Pour autant, le Wizzy Gang ne se considère pas comme un groupe activiste. Sa dizaine de membres d’une vingtaine d’années est simplement le reflet de son époque. À savoir une génération sensible aux problématiques écologiques, consciente des enjeux du dérèglement climatique. Comme un écho à la pratique du parkour, qui consiste à s’adapter à son environnement pour y évoluer sans le dégrader, l’idée des opérations Lights Off est de « Continuer à pratiquer notre discipline, à vivre dans ce monde tout en intégrant les questions écologiques ». Et en les présentant sous un angle entraînant : « On a tendance à voir les réponses au changement climatique comme assez contraignantes, rébarbatives. Avec ce genre de concept, ça devient un truc cool à essayer. » Un discours qui évoque celui de Julien Vidal, initiateur du mouvement Ça commence par moi, pour qui tout avait débuté… avec un autocollant Stop Pub.

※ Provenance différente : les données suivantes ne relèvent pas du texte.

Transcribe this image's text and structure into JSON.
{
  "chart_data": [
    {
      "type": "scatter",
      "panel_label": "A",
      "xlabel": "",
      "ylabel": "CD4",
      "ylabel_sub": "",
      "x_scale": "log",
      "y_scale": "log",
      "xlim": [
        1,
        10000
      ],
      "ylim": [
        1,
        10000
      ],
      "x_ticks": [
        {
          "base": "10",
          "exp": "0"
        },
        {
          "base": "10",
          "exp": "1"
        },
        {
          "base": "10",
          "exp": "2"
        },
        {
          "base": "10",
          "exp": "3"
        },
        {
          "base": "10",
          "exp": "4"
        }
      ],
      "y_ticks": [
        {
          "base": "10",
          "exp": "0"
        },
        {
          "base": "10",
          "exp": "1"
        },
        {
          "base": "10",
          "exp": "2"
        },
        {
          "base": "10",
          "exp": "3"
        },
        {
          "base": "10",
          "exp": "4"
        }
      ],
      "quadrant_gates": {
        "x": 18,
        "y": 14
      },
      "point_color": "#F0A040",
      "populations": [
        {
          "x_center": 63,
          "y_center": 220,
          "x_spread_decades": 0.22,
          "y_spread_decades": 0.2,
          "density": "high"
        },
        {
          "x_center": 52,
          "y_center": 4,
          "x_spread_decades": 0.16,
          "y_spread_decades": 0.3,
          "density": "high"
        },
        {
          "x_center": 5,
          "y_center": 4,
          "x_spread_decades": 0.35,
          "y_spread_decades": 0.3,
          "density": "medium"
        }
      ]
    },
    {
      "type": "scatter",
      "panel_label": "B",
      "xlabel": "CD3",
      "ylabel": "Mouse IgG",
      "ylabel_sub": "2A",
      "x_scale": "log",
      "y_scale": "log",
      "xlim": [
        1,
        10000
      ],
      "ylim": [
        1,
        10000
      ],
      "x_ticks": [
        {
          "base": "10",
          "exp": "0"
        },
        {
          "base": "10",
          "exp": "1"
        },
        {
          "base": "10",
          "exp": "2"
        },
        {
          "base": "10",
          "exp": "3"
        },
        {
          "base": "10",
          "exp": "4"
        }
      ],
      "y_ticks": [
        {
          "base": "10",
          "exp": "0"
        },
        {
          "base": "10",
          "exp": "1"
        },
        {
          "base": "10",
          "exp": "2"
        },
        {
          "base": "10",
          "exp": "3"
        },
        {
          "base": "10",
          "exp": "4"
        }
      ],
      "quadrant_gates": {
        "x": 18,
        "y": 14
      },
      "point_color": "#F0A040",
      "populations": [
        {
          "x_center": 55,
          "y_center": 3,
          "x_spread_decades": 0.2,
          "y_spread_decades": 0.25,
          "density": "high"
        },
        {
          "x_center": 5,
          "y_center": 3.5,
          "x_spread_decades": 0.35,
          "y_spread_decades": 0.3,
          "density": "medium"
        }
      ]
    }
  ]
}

Et ça marche ! De Marseille à Paris, des cabris comme Yanis Haggui ou le collectif On The Spot bondissent à l’assaut des enseignes lumineuses. À Rennes, Mathieu constate lui que de plus en plus de magasins commencent à éteindre la lumière comme ils baissent leurs rideaux. Révolution ? Non, simple application de la loi : depuis décembre 2018, les enseignes doivent être éteintes la nuit. En théorie. Dans la pratique, c’est bien la nouvelle génération qui pousse celle en place à opérer le changement.

 

Tous les membres du Wizzy Gang prennent le pose.

 

« Fais-le comme tu veux, mais n’oublie pas de le faire »

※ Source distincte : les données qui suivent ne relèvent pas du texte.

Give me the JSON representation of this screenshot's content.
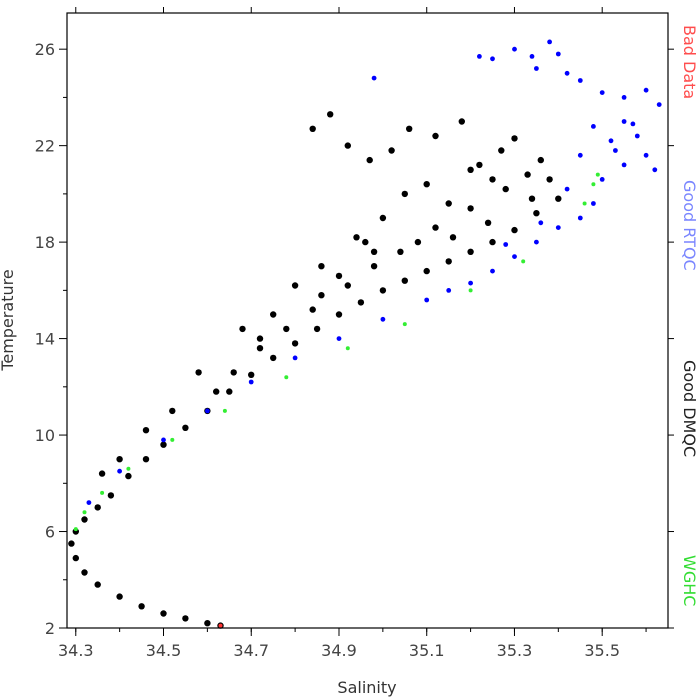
{
  "chart_data": {
    "type": "scatter",
    "xlabel": "Salinity",
    "ylabel": "Temperature",
    "xlim": [
      34.28,
      35.65
    ],
    "ylim": [
      2,
      27.5
    ],
    "x_ticks": [
      "34.3",
      "34.5",
      "34.7",
      "34.9",
      "35.1",
      "35.3",
      "35.5"
    ],
    "y_ticks": [
      "2",
      "6",
      "10",
      "14",
      "18",
      "22",
      "26"
    ],
    "legend_placement": "right-vertical",
    "legend": [
      {
        "label": "Bad Data",
        "color": "#ff4d4d"
      },
      {
        "label": "Good RTQC",
        "color": "#7a86ff"
      },
      {
        "label": "Good DMQC",
        "color": "#222222"
      },
      {
        "label": "WGHC",
        "color": "#33dd33"
      }
    ],
    "series": [
      {
        "name": "Good DMQC",
        "color": "#000000",
        "points": [
          [
            34.63,
            2.1
          ],
          [
            34.6,
            2.2
          ],
          [
            34.55,
            2.4
          ],
          [
            34.5,
            2.6
          ],
          [
            34.45,
            2.9
          ],
          [
            34.4,
            3.3
          ],
          [
            34.35,
            3.8
          ],
          [
            34.32,
            4.3
          ],
          [
            34.3,
            4.9
          ],
          [
            34.29,
            5.5
          ],
          [
            34.3,
            6.0
          ],
          [
            34.32,
            6.5
          ],
          [
            34.35,
            7.0
          ],
          [
            34.38,
            7.5
          ],
          [
            34.42,
            8.3
          ],
          [
            34.46,
            9.0
          ],
          [
            34.5,
            9.6
          ],
          [
            34.55,
            10.3
          ],
          [
            34.6,
            11.0
          ],
          [
            34.65,
            11.8
          ],
          [
            34.7,
            12.5
          ],
          [
            34.75,
            13.2
          ],
          [
            34.8,
            13.8
          ],
          [
            34.85,
            14.4
          ],
          [
            34.9,
            15.0
          ],
          [
            34.95,
            15.5
          ],
          [
            35.0,
            16.0
          ],
          [
            35.05,
            16.4
          ],
          [
            35.1,
            16.8
          ],
          [
            35.15,
            17.2
          ],
          [
            35.2,
            17.6
          ],
          [
            35.25,
            18.0
          ],
          [
            35.3,
            18.5
          ],
          [
            35.35,
            19.2
          ],
          [
            35.4,
            19.8
          ],
          [
            34.62,
            11.8
          ],
          [
            34.66,
            12.6
          ],
          [
            34.72,
            13.6
          ],
          [
            34.78,
            14.4
          ],
          [
            34.84,
            15.2
          ],
          [
            34.92,
            16.2
          ],
          [
            34.98,
            17.0
          ],
          [
            35.04,
            17.6
          ],
          [
            35.12,
            18.6
          ],
          [
            35.2,
            19.4
          ],
          [
            35.28,
            20.2
          ],
          [
            35.33,
            20.8
          ],
          [
            34.84,
            22.7
          ],
          [
            34.88,
            23.3
          ],
          [
            34.92,
            22.0
          ],
          [
            34.97,
            21.4
          ],
          [
            35.02,
            21.8
          ],
          [
            35.06,
            22.7
          ],
          [
            35.12,
            22.4
          ],
          [
            35.18,
            23.0
          ],
          [
            35.22,
            21.2
          ],
          [
            35.27,
            21.8
          ],
          [
            35.3,
            22.3
          ],
          [
            34.94,
            18.2
          ],
          [
            34.98,
            17.6
          ],
          [
            34.96,
            18.0
          ],
          [
            35.05,
            20.0
          ],
          [
            35.15,
            19.6
          ],
          [
            35.25,
            20.6
          ],
          [
            35.36,
            21.4
          ],
          [
            34.8,
            16.2
          ],
          [
            34.86,
            17.0
          ],
          [
            34.75,
            15.0
          ],
          [
            34.68,
            14.4
          ],
          [
            34.58,
            12.6
          ],
          [
            34.52,
            11.0
          ],
          [
            34.46,
            10.2
          ],
          [
            34.4,
            9.0
          ],
          [
            34.36,
            8.4
          ],
          [
            35.0,
            19.0
          ],
          [
            35.1,
            20.4
          ],
          [
            35.2,
            21.0
          ],
          [
            35.34,
            19.8
          ],
          [
            35.38,
            20.6
          ],
          [
            35.08,
            18.0
          ],
          [
            35.16,
            18.2
          ],
          [
            35.24,
            18.8
          ],
          [
            34.9,
            16.6
          ],
          [
            34.86,
            15.8
          ],
          [
            34.72,
            14.0
          ]
        ]
      },
      {
        "name": "Good RTQC",
        "color": "#0000ff",
        "points": [
          [
            35.22,
            25.7
          ],
          [
            35.25,
            25.6
          ],
          [
            35.3,
            26.0
          ],
          [
            35.34,
            25.7
          ],
          [
            35.38,
            26.3
          ],
          [
            35.4,
            25.8
          ],
          [
            35.42,
            25.0
          ],
          [
            35.45,
            24.7
          ],
          [
            35.5,
            24.2
          ],
          [
            35.55,
            24.0
          ],
          [
            35.6,
            24.3
          ],
          [
            35.63,
            23.7
          ],
          [
            35.55,
            23.0
          ],
          [
            35.58,
            22.4
          ],
          [
            35.6,
            21.6
          ],
          [
            35.62,
            21.0
          ],
          [
            35.55,
            21.2
          ],
          [
            35.5,
            20.6
          ],
          [
            35.48,
            19.6
          ],
          [
            35.45,
            19.0
          ],
          [
            35.4,
            18.6
          ],
          [
            35.35,
            18.0
          ],
          [
            35.3,
            17.4
          ],
          [
            35.25,
            16.8
          ],
          [
            35.2,
            16.3
          ],
          [
            35.15,
            16.0
          ],
          [
            35.1,
            15.6
          ],
          [
            35.0,
            14.8
          ],
          [
            34.9,
            14.0
          ],
          [
            34.8,
            13.2
          ],
          [
            34.7,
            12.2
          ],
          [
            34.6,
            11.0
          ],
          [
            34.5,
            9.8
          ],
          [
            34.4,
            8.5
          ],
          [
            34.33,
            7.2
          ],
          [
            34.98,
            24.8
          ],
          [
            35.35,
            25.2
          ],
          [
            35.52,
            22.2
          ],
          [
            35.57,
            22.9
          ],
          [
            35.45,
            21.6
          ],
          [
            35.42,
            20.2
          ],
          [
            35.36,
            18.8
          ],
          [
            35.28,
            17.9
          ],
          [
            35.48,
            22.8
          ],
          [
            35.53,
            21.8
          ]
        ]
      },
      {
        "name": "WGHC",
        "color": "#33ee33",
        "points": [
          [
            35.49,
            20.8
          ],
          [
            35.48,
            20.4
          ],
          [
            35.46,
            19.6
          ],
          [
            35.32,
            17.2
          ],
          [
            35.2,
            16.0
          ],
          [
            35.05,
            14.6
          ],
          [
            34.92,
            13.6
          ],
          [
            34.78,
            12.4
          ],
          [
            34.64,
            11.0
          ],
          [
            34.52,
            9.8
          ],
          [
            34.42,
            8.6
          ],
          [
            34.36,
            7.6
          ],
          [
            34.32,
            6.8
          ],
          [
            34.3,
            6.1
          ]
        ]
      },
      {
        "name": "Bad Data",
        "color": "#ff3333",
        "points": [
          [
            34.63,
            2.1
          ]
        ]
      }
    ]
  }
}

De là à mettre en place un véritable débat sur la place de la publicité dans l’espace public, en lien avec les notions de pollution visuelle et de dépense énergétique ? Peut-être. L’initiative résonne en tout cas au-delà des communautés sociales. Récemment, la Région Bretagne a ainsi sollicité le Wizzy Gang pour créer une vidéo engageant à adopter les petits gestes de sobriété quotidienne. Une vidéo qui commence avec une enseigne éteinte, puis rappelle d’éteindre les écrans des ordinateurs, de couvrir l’eau de cuisson ou de couper la box internet avant d’aller dormir. Et qui se conclut par un slogan taillé sur-mesure : « Fais-le comme tu veux, mais n’oublie pas de le faire ».

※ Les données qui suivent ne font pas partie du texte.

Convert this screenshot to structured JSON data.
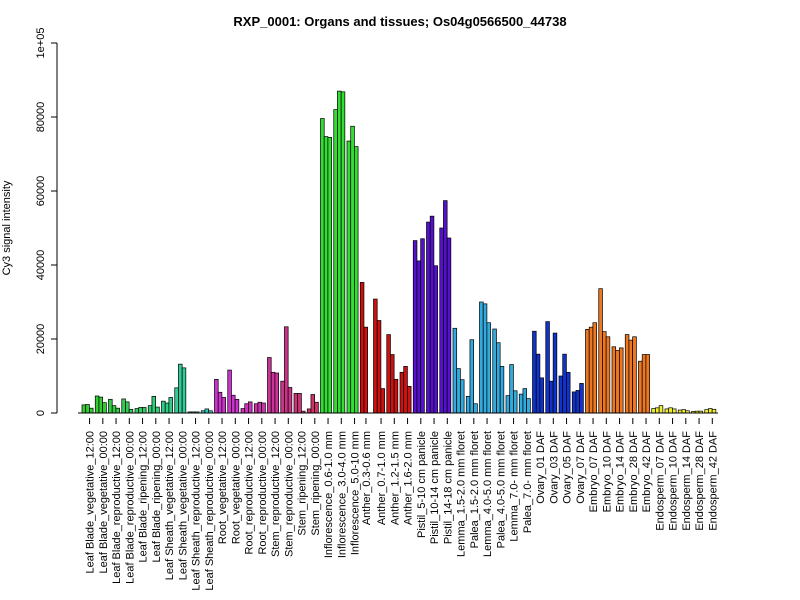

Faire comme il le souhaite, mais pas n’importe comment, Mathieu entend bien continuer sur cette voie. Dans sa vie quotidienne, il est devenu végétarien « Sans (s’en) rendre compte » ; il a aussi abandonné la voiture par contrainte – « Elle était morte » – mais en reprenant le vélo quitté depuis le collège, il a découvert qu’en fait, « C‘est le meilleur moyen de déplacement en ville. C’est d’une facilité incroyable ! »

Pour le reste, Mathieu laisse le mot de la fin à la vidéo qui les a mis en lumière en éteignant celles des enseignes : « À vous de jouer », ont-ils écrit. Une manière de responsabiliser chacun, une phrase à prendre au pied de la lettre, aussi. Quant aux membres du Wizzy Gang et tous les autres, ils vont continuer à réhabiliter le métier de falotiers, ces allumeurs de réverbères qui commençaient leur journée en les éteignant. En attendant que, faute d’activité, leur activité soit en voie d’extinction. Pour une fois, ce sera une bonne nouvelle.